Matsumoto Takeshi, Tomii Keisuke, Tachikawa Ryo, Otsuka Kojiro, Nagata Kazuma, Otsuka Kyoko, Nakagawa Atsushi, Mishima Michiaki, Chin Kazuo
Department of Respiratory Medicine, Kobe City Medical Center General Hospital, 2-1-1 Minatojima-minamimachi, Chuo-ku, Kobe, 650-0047, Japan.
Department of Respiratory Medicine, Graduate School of Medicine, Kyoto University, 54 kawahara-cho, shogoin, sakyo-ku, Kyoto, 606-8507, Japan.
BMC Pulm Med. 2015 Jul 13;15:71. doi: 10.1186/s12890-015-0072-5.
Although sedation is often required for agitated patients undergoing noninvasive ventilation (NIV), reports on its practical use have been few. This study aimed to evaluate the efficacy and safety of sedation for agitated patients undergoing NIV in clinical practice in a single hospital.
We retrospectively reviewed sedated patients who received NIV due to acute respiratory failure from May 2007 to May 2012. Sedation level was controlled according to the Richmond Agitation Sedation Scale (RASS). Clinical background, sedatives, failure rate of sedation, and complications were evaluated by 1) sedative methods (intermittent only, switched to continuous, or initially continuous) and 2) code status (do-not-intubate [DNI] or non-DNI).

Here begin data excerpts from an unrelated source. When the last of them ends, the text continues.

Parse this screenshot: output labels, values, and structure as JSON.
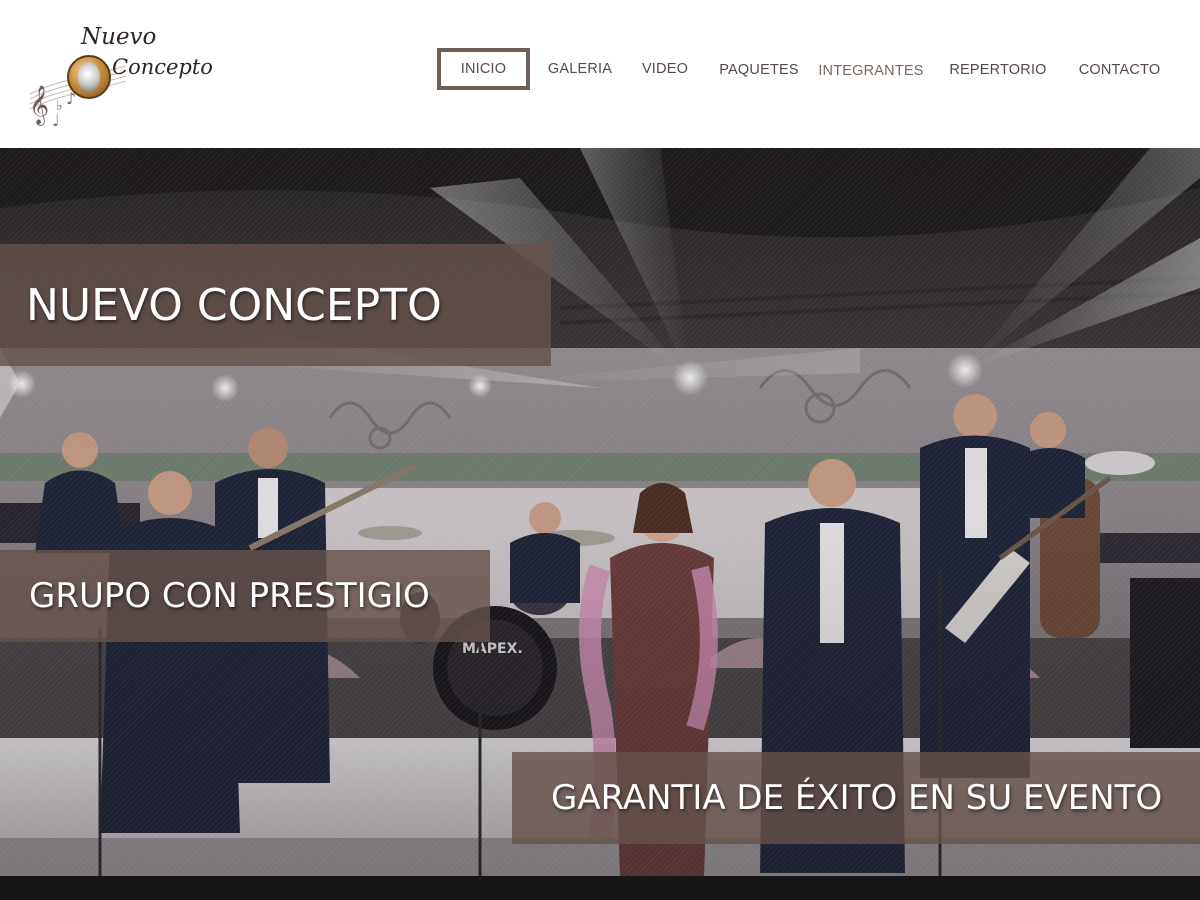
{
  "logo": {
    "line1": "Nuevo",
    "line2": "Concepto"
  },
  "nav": {
    "items": [
      {
        "label": "INICIO",
        "active": true
      },
      {
        "label": "GALERIA",
        "active": false
      },
      {
        "label": "VIDEO",
        "active": false
      },
      {
        "label": "PAQUETES",
        "active": false
      },
      {
        "label": "INTEGRANTES",
        "active": false
      },
      {
        "label": "REPERTORIO",
        "active": false
      },
      {
        "label": "CONTACTO",
        "active": false
      }
    ]
  },
  "hero": {
    "headline": "NUEVO CONCEPTO",
    "subline": "GRUPO CON PRESTIGIO",
    "tagline": "GARANTIA DE ÉXITO EN SU EVENTO",
    "drum_brand": "MAPEX."
  },
  "colors": {
    "banner_bg": "#65524a",
    "nav_text": "#554a46",
    "nav_active_border": "#6e5f58",
    "footer": "#171616"
  }
}
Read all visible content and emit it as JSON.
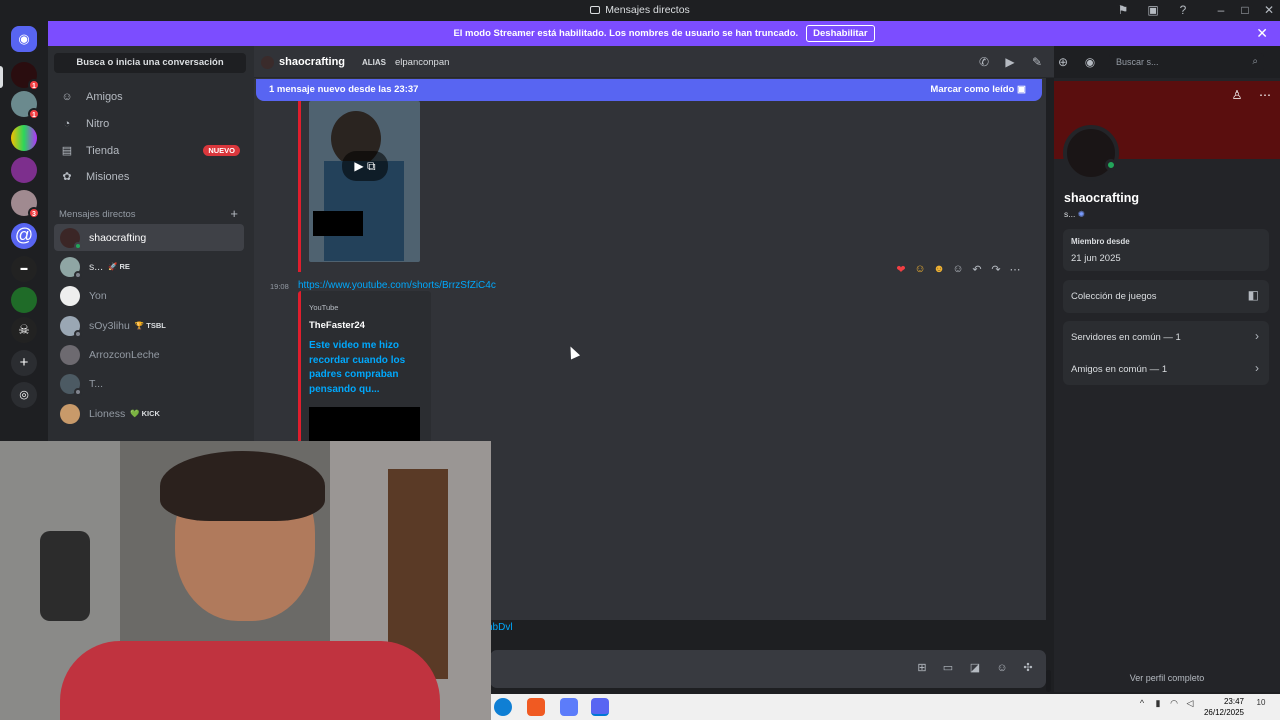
{
  "window": {
    "title": "Mensajes directos"
  },
  "banner": {
    "text": "El modo Streamer está habilitado. Los nombres de usuario se han truncado.",
    "button": "Deshabilitar"
  },
  "rail": {
    "badges": [
      "1",
      "1",
      "3"
    ]
  },
  "sidebar": {
    "search_placeholder": "Busca o inicia una conversación",
    "nav": [
      {
        "label": "Amigos",
        "icon": "friends-icon"
      },
      {
        "label": "Nitro",
        "icon": "nitro-icon"
      },
      {
        "label": "Tienda",
        "icon": "shop-icon",
        "badge": "NUEVO"
      },
      {
        "label": "Misiones",
        "icon": "quests-icon"
      }
    ],
    "dm_header": "Mensajes directos",
    "dms": [
      {
        "name": "shaocrafting",
        "selected": true,
        "tag": ""
      },
      {
        "name": "s...",
        "tag": "🚀 RE"
      },
      {
        "name": "Yon",
        "tag": ""
      },
      {
        "name": "sOy3lihu",
        "tag": "🏆 TSBL"
      },
      {
        "name": "ArrozconLeche",
        "tag": ""
      },
      {
        "name": "T...",
        "tag": ""
      },
      {
        "name": "Lioness",
        "tag": "💚 KICK"
      }
    ]
  },
  "header": {
    "name": "shaocrafting",
    "alias_label": "ALIAS",
    "alias_value": "elpanconpan",
    "search_placeholder": "Buscar s..."
  },
  "chat": {
    "new_messages": "1 mensaje nuevo desde las 23:37",
    "mark_read": "Marcar como leído",
    "timestamp": "19:08",
    "link": "https://www.youtube.com/shorts/BrrzSfZiC4c",
    "embed_provider": "YouTube",
    "embed_author": "TheFaster24",
    "embed_title": "Este video me hizo recordar cuando los padres compraban pensando qu...",
    "trailing_link": "nbDvl"
  },
  "profile": {
    "name": "shaocrafting",
    "sub": "s...",
    "member_since_label": "Miembro desde",
    "member_since": "21 jun 2025",
    "games": "Colección de juegos",
    "servers": "Servidores en común — 1",
    "friends": "Amigos en común — 1",
    "full_profile": "Ver perfil completo"
  },
  "taskbar": {
    "time": "23:47",
    "date": "26/12/2025",
    "notif": "10"
  },
  "colors": {
    "accent": "#5865f2",
    "streamer": "#7c4dff",
    "embed_bar": "#e01e2d",
    "online": "#23a55a",
    "link": "#00a8fc"
  }
}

Of 3506 patients who received NIV, 120 (3.4 %) consecutive patients were analyzed. Sedation was performed only intermittently in 72 (60 %) patients, was switched to continuously in 37 (31 %) and was applied only continuously in 11 (9 %). Underlying diseases in 48 % were acute respiratory distress syndrome/acute lung injury/severe pneumonia or acute exacerbation of interstitial pneumonia. In non-DNI patients (n = 39), no patient required intubation due to agitation with continuous sedation, and in DNI patients (n = 81), 96 % of patients could continue NIV treatment. PaCO2 level changes (6.7 ± 15.1 mmHg vs. -2.0 ± 7.7 mmHg, P = 0.028) and mortality in DNI patients (81 % vs. 57 %, P = 0.020) were significantly greater in the continuous use group than in the intermittent use group.
According to RASS scores, sedation during NIV in proficient hospitals may be favorably used to potentially avoid NIV failure in agitated patients, even in those having diseases with poor evidence of the usefulness of NIV. However, with continuous use, we must be aware of an increased hypercapnic state and the possibility of increased mortality. Larger controlled studies are needed to better clarify the role of sedation in improving NIV outcomes in intolerant patients.
尽管对于接受无创通气(NIV)的躁动患者常常需要进行镇静,但关于其实际应用的报道却很少。本研究旨在评估在一家医院的临床实践中,对接受NIV的躁动患者进行镇静的有效性和安全性。
我们回顾性分析了2007年5月至2012年5月期间因急性呼吸衰竭接受NIV的镇静患者。根据里士满躁动镇静量表(RASS)控制镇静水平。通过以下方面评估临床背景、镇静药物、镇静失败率和并发症:1)镇静方法(仅间歇性、改为持续性或初始为持续性);2)医嘱状态(不插管[DNI]或非DNI)。
在3506例接受NIV的患者中,对120例(3.4%)连续患者进行了分析。72例(60%)患者仅进行间歇性镇静,37例(31%)改为持续性镇静,11例(9%)仅采用持续性镇静。48%的基础疾病为急性呼吸窘迫综合征/急性肺损伤/重症肺炎或间质性肺炎急性加重。在非DNI患者(n = 39)中,没有患者因持续性镇静导致的躁动而需要插管,在DNI患者(n = 81)中,96%的患者能够继续NIV治疗。持续性使用组的DNI患者的PaCO2水平变化(6.7±15.1 mmHg对 -2.0±7.7 mmHg,P = 0.028)和死亡率(81%对57%,P = 0.020)显著高于间歇性使用组。
根据RASS评分,在专业医院进行NIV期间的镇静可能有助于避免躁动患者的NIV失败,即使是那些NIV有效性证据不足的疾病患者。然而,持续使用时,我们必须意识到高碳酸血症状态增加以及死亡率增加的可能性。需要更大规模的对照研究来更好地阐明镇静在改善不耐受患者NIV结局中的作用。